Bill would let school districts fire teachers based on performance

HARRISBURG, Pa. - A controversial bill would give school districts in Pennsylvania more latitude when terminating teachers.

House Bill 1722, a predominantly Republican-backed bill, is pure politics and does nothing to address the state's funding crisis, local teachers unions said.

The way teacher terminations in Pennsylvania work now is last one in, last one out, but the bill would change that, giving school districts more latitude when firing teachers.

"The bill does this, that the teachers with the lowest evaluations will determine who gets off first. Under the current system, it's the last in, last out," said Pennsylvania Representative Paul Clymer.

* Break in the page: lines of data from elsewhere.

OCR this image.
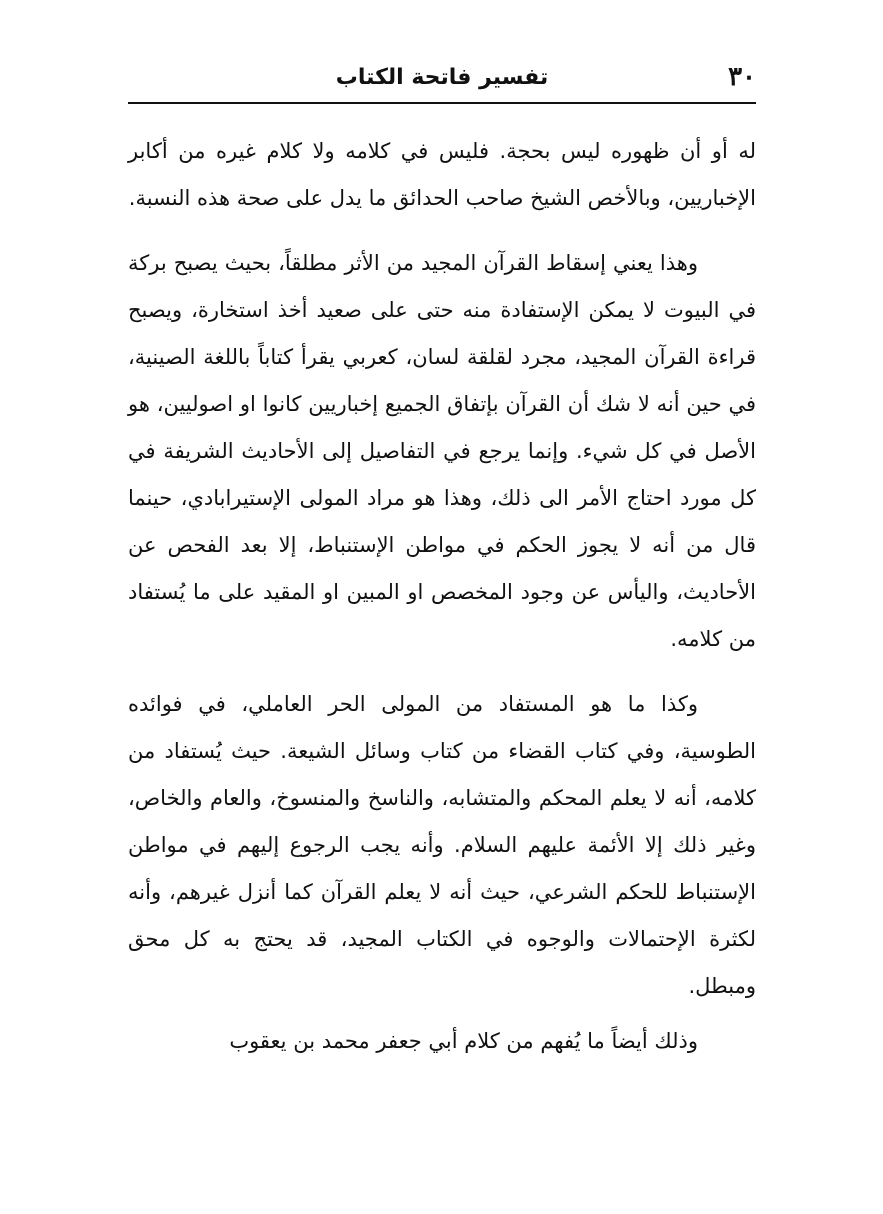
٣٠
تفسير فاتحة الكتاب

له أو أن ظهوره ليس بحجة. فليس في كلامه ولا كلام غيره من أكابر الإخباريين، وبالأخص الشيخ صاحب الحدائق ما يدل على صحة هذه النسبة.

وهذا يعني إسقاط القرآن المجيد من الأثر مطلقاً، بحيث يصبح بركة في البيوت لا يمكن الإستفادة منه حتى على صعيد أخذ استخارة، ويصبح قراءة القرآن المجيد، مجرد لقلقة لسان، كعربي يقرأ كتاباً باللغة الصينية، في حين أنه لا شك أن القرآن بإتفاق الجميع إخباريين كانوا او اصوليين، هو الأصل في كل شيء. وإنما يرجع في التفاصيل إلى الأحاديث الشريفة في كل مورد احتاج الأمر الى ذلك، وهذا هو مراد المولى الإستيرابادي، حينما قال من أنه لا يجوز الحكم في مواطن الإستنباط، إلا بعد الفحص عن الأحاديث، واليأس عن وجود المخصص او المبين او المقيد على ما يُستفاد من كلامه.

وكذا ما هو المستفاد من المولى الحر العاملي، في فوائده الطوسية، وفي كتاب القضاء من كتاب وسائل الشيعة. حيث يُستفاد من كلامه، أنه لا يعلم المحكم والمتشابه، والناسخ والمنسوخ، والعام والخاص، وغير ذلك إلا الأئمة عليهم السلام. وأنه يجب الرجوع إليهم في مواطن الإستنباط للحكم الشرعي، حيث أنه لا يعلم القرآن كما أنزل غيرهم، وأنه لكثرة الإحتمالات والوجوه في الكتاب المجيد، قد يحتج به كل محق ومبطل.

وذلك أيضاً ما يُفهم من كلام أبي جعفر محمد بن يعقوب
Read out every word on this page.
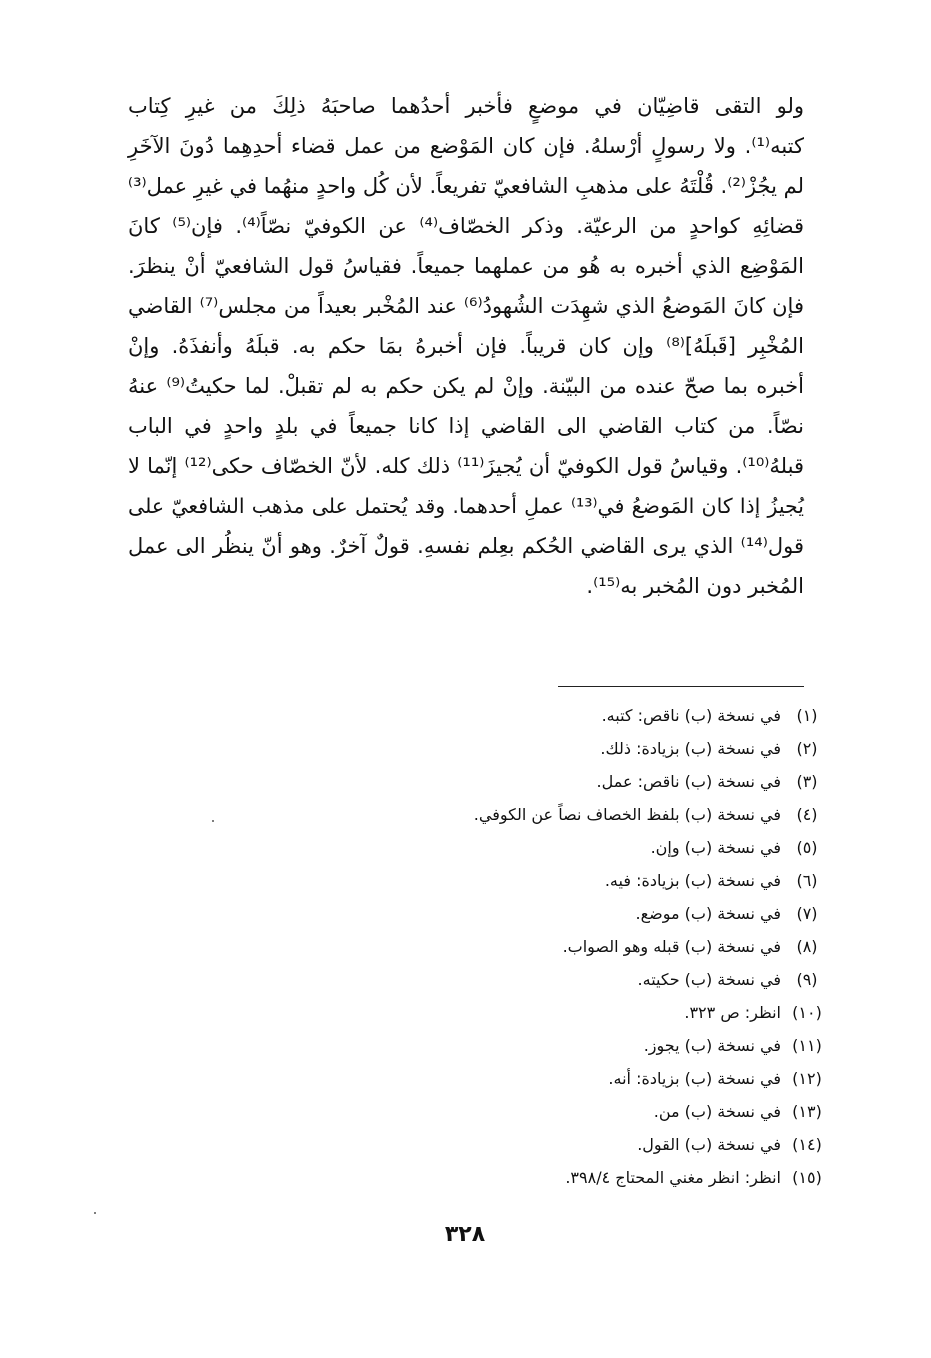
ولو التقى قاضِيّان في موضعٍ فأخبر أحدُهما صاحبَهُ ذلِكَ من غيرِ كِتاب
كتبه⁽¹⁾. ولا رسولٍ أرْسلهُ. فإن كان المَوْضع من عمل قضاء أحدِهِما دُونَ الآخَرِ
لم يجُزْ⁽²⁾. قُلْتَهُ على مذهبِ الشافعيّ تفريعاً. لأن كُل واحدٍ منهُما في غيرِ عمل⁽³⁾
قضائِهِ كواحدٍ من الرعيّة. وذكر الخصّاف⁽⁴⁾ عن الكوفيّ نصّاً⁽⁴⁾. فإن⁽⁵⁾ كانَ
المَوْضِع الذي أخبره به هُو من عملهما جميعاً. فقياسُ قول الشافعيّ أنْ ينظرَ.
فإن كانَ المَوضعُ الذي شهِدَت الشُهودُ⁽⁶⁾ عند المُخْبر بعيداً من مجلس⁽⁷⁾ القاضي
المُخْبِر [قَبلَهُ]⁽⁸⁾ وإن كان قريباً. فإن أخبرهُ بمَا حكم به. قبلَهُ وأنفذَهُ. وإنْ
أخبره بما صحّ عنده من البيّنة. وإنْ لم يكن حكم به لم تقبلْ. لما حكيتُ⁽⁹⁾ عنهُ
نصّاً. من كتاب القاضي الى القاضي إذا كانا جميعاً في بلدٍ واحدٍ في الباب
قبلهُ⁽¹⁰⁾. وقياسُ قول الكوفيّ أن يُجيزَ⁽¹¹⁾ ذلك كله. لأنّ الخصّاف حكى⁽¹²⁾ إنّما لا
يُجيزُ إذا كان المَوضعُ في⁽¹³⁾ عملِ أحدهما. وقد يُحتمل على مذهب الشافعيّ على
قول⁽¹⁴⁾ الذي يرى القاضي الحُكم بعِلم نفسهِ. قولٌ آخرٌ. وهو أنّ ينظُر الى عمل
المُخبر دون المُخبر به⁽¹⁵⁾.
(١)
في نسخة (ب) ناقص: كتبه.
(٢)
في نسخة (ب) بزيادة: ذلك.
(٣)
في نسخة (ب) ناقص: عمل.
(٤)
في نسخة (ب) بلفظ الخصاف نصاً عن الكوفي.
(٥)
في نسخة (ب) وإن.
(٦)
في نسخة (ب) بزيادة: فيه.
(٧)
في نسخة (ب) موضع.
(٨)
في نسخة (ب) قبله وهو الصواب.
(٩)
في نسخة (ب) حكيته.
(١٠)
انظر: ص ٣٢٣.
(١١)
في نسخة (ب) يجوز.
(١٢)
في نسخة (ب) بزيادة: أنه.
(١٣)
في نسخة (ب) من.
(١٤)
في نسخة (ب) القول.
(١٥)
انظر: انظر مغني المحتاج ٣٩٨/٤.
٣٢٨
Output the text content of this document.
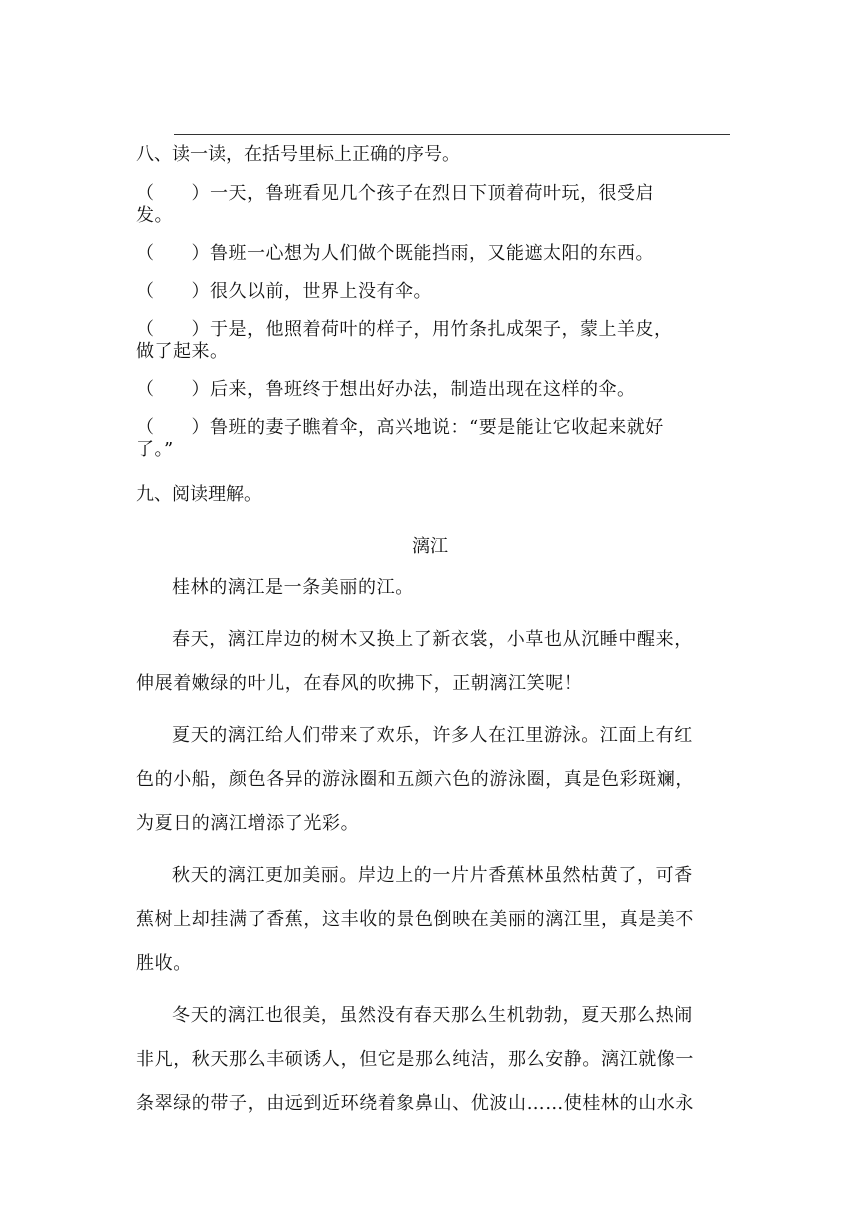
八、读一读，在括号里标上正确的序号。
（　　）一天，鲁班看见几个孩子在烈日下顶着荷叶玩，很受启
发。
（　　）鲁班一心想为人们做个既能挡雨，又能遮太阳的东西。
（　　）很久以前，世界上没有伞。
（　　）于是，他照着荷叶的样子，用竹条扎成架子，蒙上羊皮，
做了起来。
（　　）后来，鲁班终于想出好办法，制造出现在这样的伞。
（　　）鲁班的妻子瞧着伞，高兴地说：“要是能让它收起来就好
了。”
九、阅读理解。
漓江
桂林的漓江是一条美丽的江。
春天，漓江岸边的树木又换上了新衣裳，小草也从沉睡中醒来，
伸展着嫩绿的叶儿，在春风的吹拂下，正朝漓江笑呢！
夏天的漓江给人们带来了欢乐，许多人在江里游泳。江面上有红
色的小船，颜色各异的游泳圈和五颜六色的游泳圈，真是色彩斑斓，
为夏日的漓江增添了光彩。
秋天的漓江更加美丽。岸边上的一片片香蕉林虽然枯黄了，可香
蕉树上却挂满了香蕉，这丰收的景色倒映在美丽的漓江里，真是美不
胜收。
冬天的漓江也很美，虽然没有春天那么生机勃勃，夏天那么热闹
非凡，秋天那么丰硕诱人，但它是那么纯洁，那么安静。漓江就像一
条翠绿的带子，由远到近环绕着象鼻山、优波山……使桂林的山水永
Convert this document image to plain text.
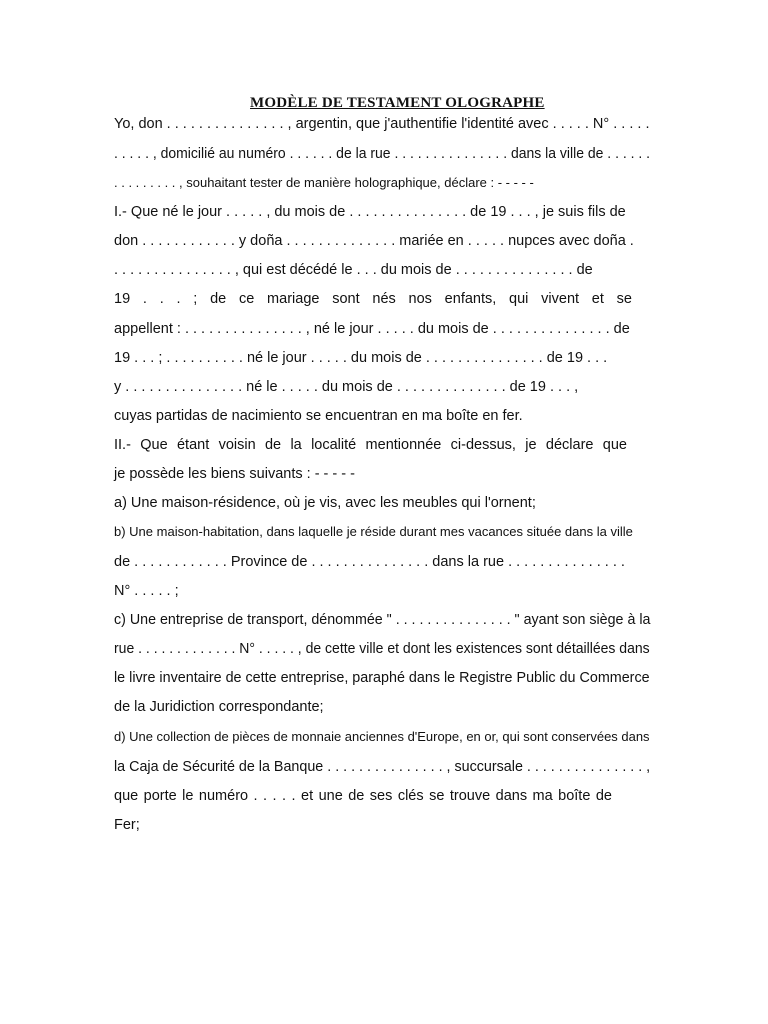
MODÈLE DE TESTAMENT OLOGRAPHE
Yo, don . . . . . . . . . . . . . . . , argentin, que j'authentifie l'identité avec . . . . . N° . . . . .
. . . . . , domicilié au numéro . . . . . . de la rue . . . . . . . . . . . . . . . dans la ville de . . . . . .
. . . . . . . . . , souhaitant tester de manière holographique, déclare : - - - - -
I.- Que né le jour . . . . . , du mois de . . . . . . . . . . . . . . . de 19 . . . , je suis fils de
don . . . . . . . . . . . . y doña . . . . . . . . . . . . . . mariée en . . . . . nupces avec doña .
. . . . . . . . . . . . . . . , qui est décédé le . . . du mois de . . . . . . . . . . . . . . . de
19 . . . ; de ce mariage sont nés nos enfants, qui vivent et se
appellent : . . . . . . . . . . . . . . . , né le jour . . . . . du mois de . . . . . . . . . . . . . . . de
19 . . . ; . . . . . . . . . . né le jour . . . . . du mois de . . . . . . . . . . . . . . . de 19 . . .
y . . . . . . . . . . . . . . . né le . . . . . du mois de . . . . . . . . . . . . . . de 19 . . . ,
cuyas partidas de nacimiento se encuentran en ma boîte en fer.
II.- Que étant voisin de la localité mentionnée ci-dessus, je déclare que
je possède les biens suivants : - - - - -
a) Une maison-résidence, où je vis, avec les meubles qui l'ornent;
b) Une maison-habitation, dans laquelle je réside durant mes vacances située dans la ville
de . . . . . . . . . . . . Province de . . . . . . . . . . . . . . . dans la rue . . . . . . . . . . . . . . .
N° . . . . . ;
c) Une entreprise de transport, dénommée " . . . . . . . . . . . . . . . " ayant son siège à la
rue . . . . . . . . . . . . . N° . . . . . , de cette ville et dont les existences sont détaillées dans
le livre inventaire de cette entreprise, paraphé dans le Registre Public du Commerce
de la Juridiction correspondante;
d) Une collection de pièces de monnaie anciennes d'Europe, en or, qui sont conservées dans
la Caja de Sécurité de la Banque . . . . . . . . . . . . . . . , succursale . . . . . . . . . . . . . . . ,
que porte le numéro . . . . . et une de ses clés se trouve dans ma boîte de
Fer;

Clymer said he supports the bill and thinks it will strengthen the state education system.

The bill proposes the first ones out the door would be those with failing evaluations, followed by needs improvement, proficient and then finally a rating of distinguished last.

Seniority would only come into play if teachers considered for termination all had the same rating, but local teachers unions said the state evaluations are already weeding out bad teachers.

"Tenure can be revoked if you have an unsatisfactory evaluation. At the end of one year, you are given an action plan to remedy whatever it is you are not proficient in, and at the end of that year, if you are unsatisfactory again, you are dismissed," said Susan Arnold, president, East Pen Education Association, adding that the issue has become highly political.

Representative Mike Schlossberg opposes the bill, saying he finds it troubling that, in the last four years, Pennsylvania has lost more than 20,000 teachers.

Most recently, 73 teachers were fired in Allentown.

"The conversation needs to be how can we get teachers back in our classrooms, not how can we make it easier to fire them," said Schlossberg.

Schlossberg said the state needs to find revenue to pay to bring those teachers back. He suggests a tax on the Marcellus Shale.

Meantime, Clymer said House Bill 1722 is still being crafted and could change before it's voted on later this year.